Dear Readers for May 7, 2009

May is always a strange month for me. It’s a tough month, holding holidays that are bitter and sweet.

I’m not sure why I always respond to dates, to milestones and to things that happened on specific dates. I’m not good with numbers, but let something bad happen on some random date, and I remember it for years.

As a child, May was our special month. My mother was born on May 5. I was born on May 18, on my maternal grandmother’s birthday. And, in the mix, you get Mother’s Day.

We pretty much celebrated all month, because my mother really liked to celebrate. Plus, May was followed by June, which had a “bad date” in it -- the date my father was killed in an airplane crash. Mother never liked June.

My mother died in 1990 at the very young age of 65. It was a long time before I could face most May days without feeling lost, sad and weepy. Time helps, and children help. As they grow, they give you new reasons to celebrate.

In 1995, I wrote a column for the News Sentinel about my mother and the month of May. I wanted to share it with you today, as the month is still new and Mother’s Day dawns this Sunday.

Here it is, from May 6, 1995:

Yesterday was my mother’s birthday. She would have been 71 years old.

I miss my mother almost all the time, but the month of May is especially poignant. Her birthday, her mother’s birthday, Mother’s Day, my birthday. . . May was a month full of celebration for us. It was always a happy month that passed much too quickly, a month of surprises and gifts and parties.

Then it became the month I dreaded most. The memories were too intense during May. Moving past the pain to the point of enjoying the memories took me a long time. It’s been five years since she died, and I still find myself reaching for the phone to call her.

It has gotten easier in these five years. My family no longer has to tip-toe around the house on May 5. They no longer have to contend with a mom and wife with eyes swollen from crying. They don’t have to be careful not to mention the date.

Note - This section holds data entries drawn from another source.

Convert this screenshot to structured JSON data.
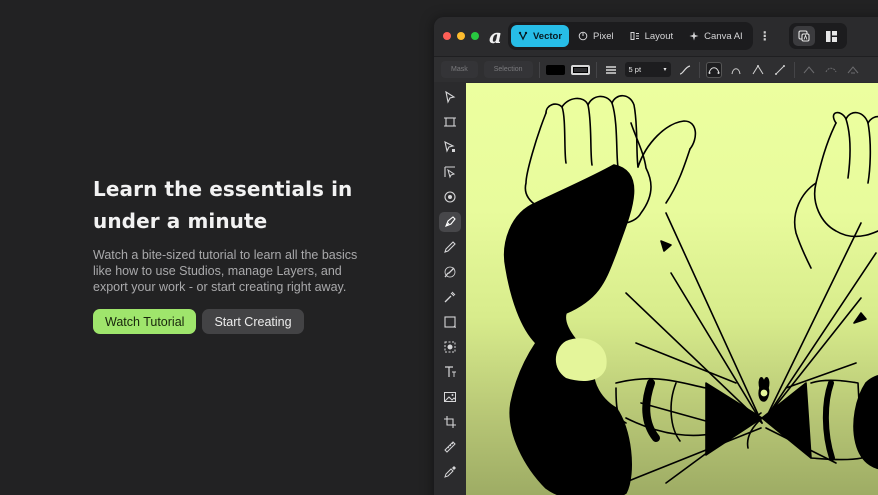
{
  "intro": {
    "title": "Learn the essentials in under a minute",
    "description": "Watch a bite-sized tutorial to learn all the basics like how to use Studios, manage Layers, and export your work - or start creating right away.",
    "watch_label": "Watch Tutorial",
    "start_label": "Start Creating"
  },
  "app": {
    "logo_text": "a",
    "persona_tabs": [
      {
        "label": "Vector",
        "icon": "vector-pen-icon",
        "active": true
      },
      {
        "label": "Pixel",
        "icon": "pixel-circle-icon",
        "active": false
      },
      {
        "label": "Layout",
        "icon": "layout-columns-icon",
        "active": false
      },
      {
        "label": "Canva AI",
        "icon": "sparkle-icon",
        "active": false
      }
    ],
    "more_label": "⋮",
    "context": {
      "mask_label": "Mask",
      "selection_label": "Selection",
      "stroke_weight": "5 pt"
    }
  },
  "colors": {
    "accent": "#27bde7",
    "primary_button": "#9fe56c",
    "secondary_button": "#434345",
    "canvas_top": "#ecff9f",
    "canvas_bottom": "#9aa862",
    "traffic_red": "#fe5f57",
    "traffic_yellow": "#febc2e",
    "traffic_green": "#28c840"
  }
}
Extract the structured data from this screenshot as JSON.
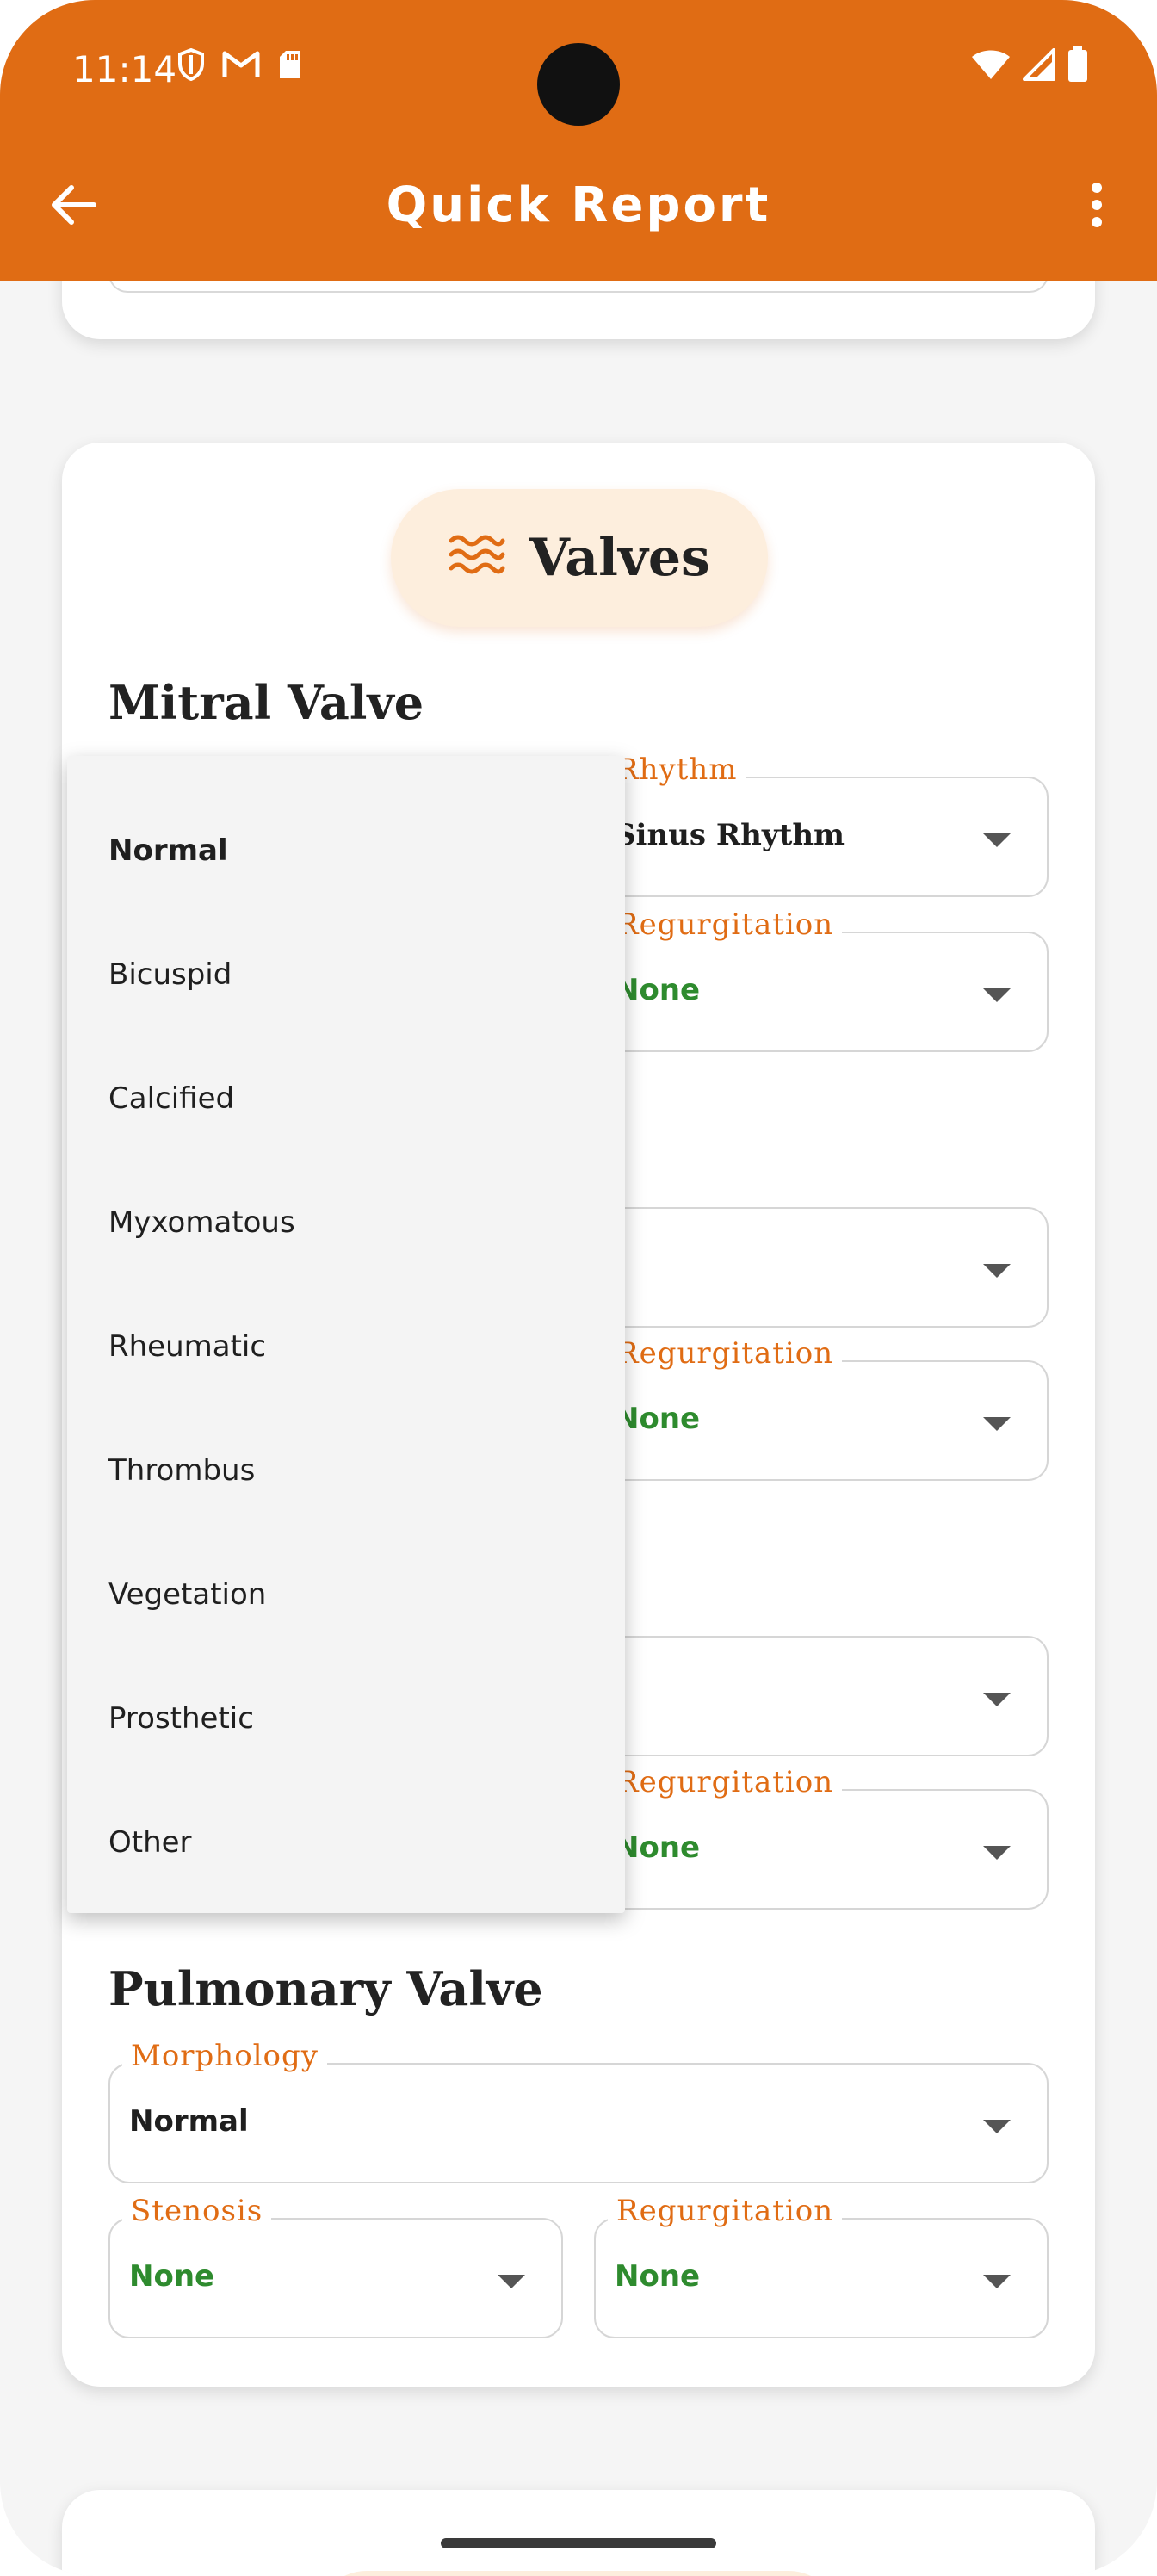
{
  "status_bar": {
    "time": "11:14",
    "icons_left": [
      "shield-icon",
      "gmail-icon",
      "sd-card-icon"
    ],
    "icons_right": [
      "wifi-icon",
      "cell-signal-icon",
      "battery-icon"
    ]
  },
  "app_bar": {
    "title": "Quick Report",
    "back_icon": "arrow-back-icon",
    "menu_icon": "more-vert-icon",
    "color": "#e06c14"
  },
  "section": {
    "title": "Valves",
    "icon": "waves-icon"
  },
  "mitral": {
    "heading": "Mitral Valve",
    "rhythm": {
      "label": "Rhythm",
      "value": "Sinus Rhythm"
    },
    "regurgitation": {
      "label": "Regurgitation",
      "value": "None"
    }
  },
  "valve2": {
    "morphology_value": "",
    "regurgitation": {
      "label": "Regurgitation",
      "value": "None"
    }
  },
  "valve3": {
    "morphology_value": "",
    "regurgitation": {
      "label": "Regurgitation",
      "value": "None"
    }
  },
  "pulmonary": {
    "heading": "Pulmonary Valve",
    "morphology": {
      "label": "Morphology",
      "value": "Normal"
    },
    "stenosis": {
      "label": "Stenosis",
      "value": "None"
    },
    "regurgitation": {
      "label": "Regurgitation",
      "value": "None"
    }
  },
  "dropdown": {
    "selected": "Normal",
    "options": [
      "Normal",
      "Bicuspid",
      "Calcified",
      "Myxomatous",
      "Rheumatic",
      "Thrombus",
      "Vegetation",
      "Prosthetic",
      "Other"
    ]
  },
  "colors": {
    "accent": "#e06c14",
    "chip_bg": "#fdeedd",
    "value_green": "#2e8b2e"
  }
}
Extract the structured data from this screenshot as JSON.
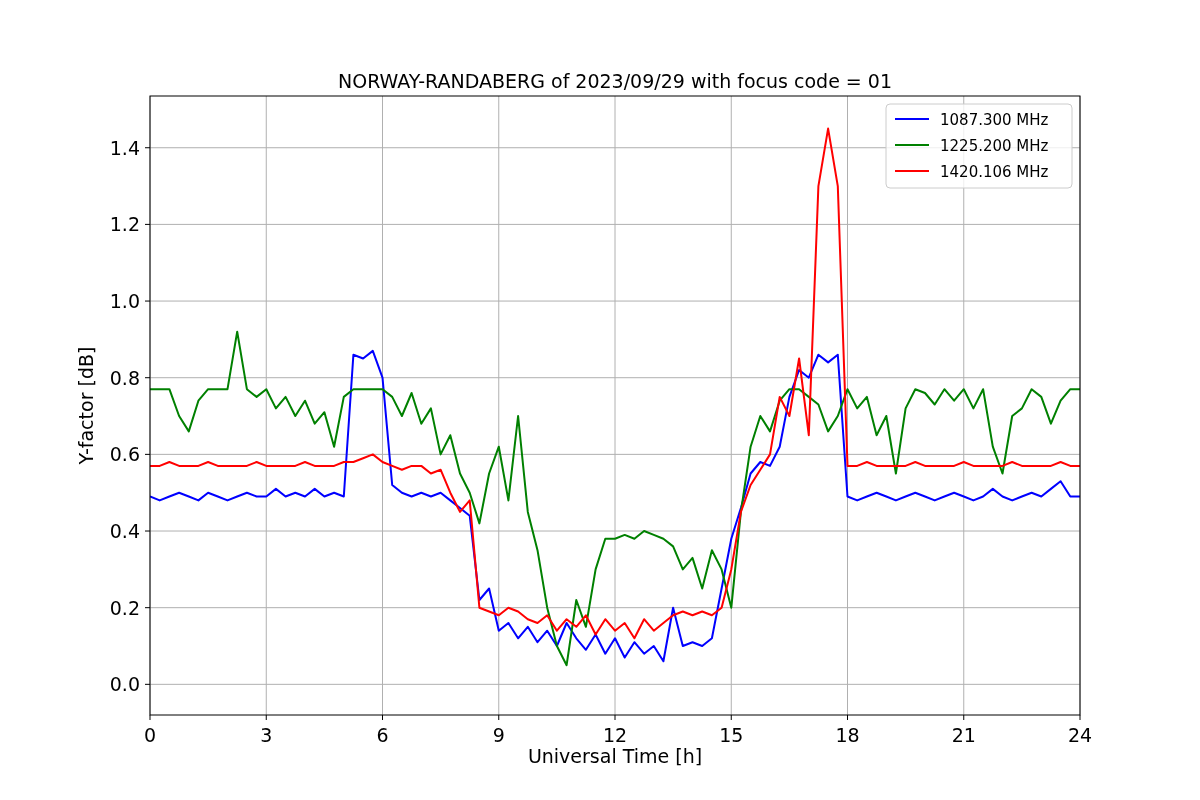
{
  "chart_data": {
    "type": "line",
    "title": "NORWAY-RANDABERG of 2023/09/29 with focus code = 01",
    "xlabel": "Universal Time [h]",
    "ylabel": "Y-factor [dB]",
    "x": [
      0,
      0.25,
      0.5,
      0.75,
      1,
      1.25,
      1.5,
      1.75,
      2,
      2.25,
      2.5,
      2.75,
      3,
      3.25,
      3.5,
      3.75,
      4,
      4.25,
      4.5,
      4.75,
      5,
      5.25,
      5.5,
      5.75,
      6,
      6.25,
      6.5,
      6.75,
      7,
      7.25,
      7.5,
      7.75,
      8,
      8.25,
      8.5,
      8.75,
      9,
      9.25,
      9.5,
      9.75,
      10,
      10.25,
      10.5,
      10.75,
      11,
      11.25,
      11.5,
      11.75,
      12,
      12.25,
      12.5,
      12.75,
      13,
      13.25,
      13.5,
      13.75,
      14,
      14.25,
      14.5,
      14.75,
      15,
      15.25,
      15.5,
      15.75,
      16,
      16.25,
      16.5,
      16.75,
      17,
      17.25,
      17.5,
      17.75,
      18,
      18.25,
      18.5,
      18.75,
      19,
      19.25,
      19.5,
      19.75,
      20,
      20.25,
      20.5,
      20.75,
      21,
      21.25,
      21.5,
      21.75,
      22,
      22.25,
      22.5,
      22.75,
      23,
      23.25,
      23.5,
      23.75,
      24
    ],
    "series": [
      {
        "name": "1087.300 MHz",
        "color": "#0000ff",
        "values": [
          0.49,
          0.48,
          0.49,
          0.5,
          0.49,
          0.48,
          0.5,
          0.49,
          0.48,
          0.49,
          0.5,
          0.49,
          0.49,
          0.51,
          0.49,
          0.5,
          0.49,
          0.51,
          0.49,
          0.5,
          0.49,
          0.86,
          0.85,
          0.87,
          0.8,
          0.52,
          0.5,
          0.49,
          0.5,
          0.49,
          0.5,
          0.48,
          0.46,
          0.44,
          0.22,
          0.25,
          0.14,
          0.16,
          0.12,
          0.15,
          0.11,
          0.14,
          0.1,
          0.16,
          0.12,
          0.09,
          0.13,
          0.08,
          0.12,
          0.07,
          0.11,
          0.08,
          0.1,
          0.06,
          0.2,
          0.1,
          0.11,
          0.1,
          0.12,
          0.25,
          0.38,
          0.46,
          0.55,
          0.58,
          0.57,
          0.62,
          0.75,
          0.82,
          0.8,
          0.86,
          0.84,
          0.86,
          0.49,
          0.48,
          0.49,
          0.5,
          0.49,
          0.48,
          0.49,
          0.5,
          0.49,
          0.48,
          0.49,
          0.5,
          0.49,
          0.48,
          0.49,
          0.51,
          0.49,
          0.48,
          0.49,
          0.5,
          0.49,
          0.51,
          0.53,
          0.49,
          0.49
        ]
      },
      {
        "name": "1225.200 MHz",
        "color": "#008000",
        "values": [
          0.77,
          0.77,
          0.77,
          0.7,
          0.66,
          0.74,
          0.77,
          0.77,
          0.77,
          0.92,
          0.77,
          0.75,
          0.77,
          0.72,
          0.75,
          0.7,
          0.74,
          0.68,
          0.71,
          0.62,
          0.75,
          0.77,
          0.77,
          0.77,
          0.77,
          0.75,
          0.7,
          0.76,
          0.68,
          0.72,
          0.6,
          0.65,
          0.55,
          0.5,
          0.42,
          0.55,
          0.62,
          0.48,
          0.7,
          0.45,
          0.35,
          0.2,
          0.1,
          0.05,
          0.22,
          0.15,
          0.3,
          0.38,
          0.38,
          0.39,
          0.38,
          0.4,
          0.39,
          0.38,
          0.36,
          0.3,
          0.33,
          0.25,
          0.35,
          0.3,
          0.2,
          0.45,
          0.62,
          0.7,
          0.66,
          0.74,
          0.77,
          0.77,
          0.75,
          0.73,
          0.66,
          0.7,
          0.77,
          0.72,
          0.75,
          0.65,
          0.7,
          0.55,
          0.72,
          0.77,
          0.76,
          0.73,
          0.77,
          0.74,
          0.77,
          0.72,
          0.77,
          0.62,
          0.55,
          0.7,
          0.72,
          0.77,
          0.75,
          0.68,
          0.74,
          0.77,
          0.77
        ]
      },
      {
        "name": "1420.106 MHz",
        "color": "#ff0000",
        "values": [
          0.57,
          0.57,
          0.58,
          0.57,
          0.57,
          0.57,
          0.58,
          0.57,
          0.57,
          0.57,
          0.57,
          0.58,
          0.57,
          0.57,
          0.57,
          0.57,
          0.58,
          0.57,
          0.57,
          0.57,
          0.58,
          0.58,
          0.59,
          0.6,
          0.58,
          0.57,
          0.56,
          0.57,
          0.57,
          0.55,
          0.56,
          0.5,
          0.45,
          0.48,
          0.2,
          0.19,
          0.18,
          0.2,
          0.19,
          0.17,
          0.16,
          0.18,
          0.14,
          0.17,
          0.15,
          0.18,
          0.13,
          0.17,
          0.14,
          0.16,
          0.12,
          0.17,
          0.14,
          0.16,
          0.18,
          0.19,
          0.18,
          0.19,
          0.18,
          0.2,
          0.3,
          0.45,
          0.52,
          0.56,
          0.6,
          0.75,
          0.7,
          0.85,
          0.65,
          1.3,
          1.45,
          1.3,
          0.57,
          0.57,
          0.58,
          0.57,
          0.57,
          0.57,
          0.57,
          0.58,
          0.57,
          0.57,
          0.57,
          0.57,
          0.58,
          0.57,
          0.57,
          0.57,
          0.57,
          0.58,
          0.57,
          0.57,
          0.57,
          0.57,
          0.58,
          0.57,
          0.57
        ]
      }
    ],
    "grid": true,
    "legend": true,
    "xlim": [
      0,
      24
    ],
    "ylim": [
      -0.08,
      1.535
    ],
    "xticks": [
      0,
      3,
      6,
      9,
      12,
      15,
      18,
      21,
      24
    ],
    "yticks": [
      {
        "value": 0,
        "label": "0.0"
      },
      {
        "value": 0.2,
        "label": "0.2"
      },
      {
        "value": 0.4,
        "label": "0.4"
      },
      {
        "value": 0.6,
        "label": "0.6"
      },
      {
        "value": 0.8,
        "label": "0.8"
      },
      {
        "value": 1,
        "label": "1.0"
      },
      {
        "value": 1.2,
        "label": "1.2"
      },
      {
        "value": 1.4,
        "label": "1.4"
      }
    ]
  }
}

One of the reasons it’s easier is that I see my mother all around me, and I find that comforting. She’s in the pictures she had framed for the den, in the dishes she helped me choose when I got married, in the color of the countertop we had a big fight over.

But most of all, she is in the faces and personalities of my children. In Trey, I see her stubbornness, her resolve, her dedication to seeing something through to the end. He has her gentle way of dealing with young children, her playfulness and her love of action. He also has her eyes.

In Brett, I see her tenacity, her kindness, her generosity. He has her compassionate heart, her way of drawing people to her side and her love of friends. He also has her stubbornness.

And, sometimes, to my surprise, I see her looking back at me when I look in my mirror. I see her heart - how it filled with love for her children, how fiercely she would defend them and protect them, no matter the circumstances.

I see her brow, how it creased with worry over making the right choices for her family.

I see her attitude, how bullheaded she was, how she believed that she usually knew what was best, how she meddled without apology in the affairs of those she loved.

And all around me, I see her gifts to me. My inheritance wasn’t something I could touch or spend. But I could feel it. Her gift was in teaching me how to be a mother. Her legacy was a legacy of love.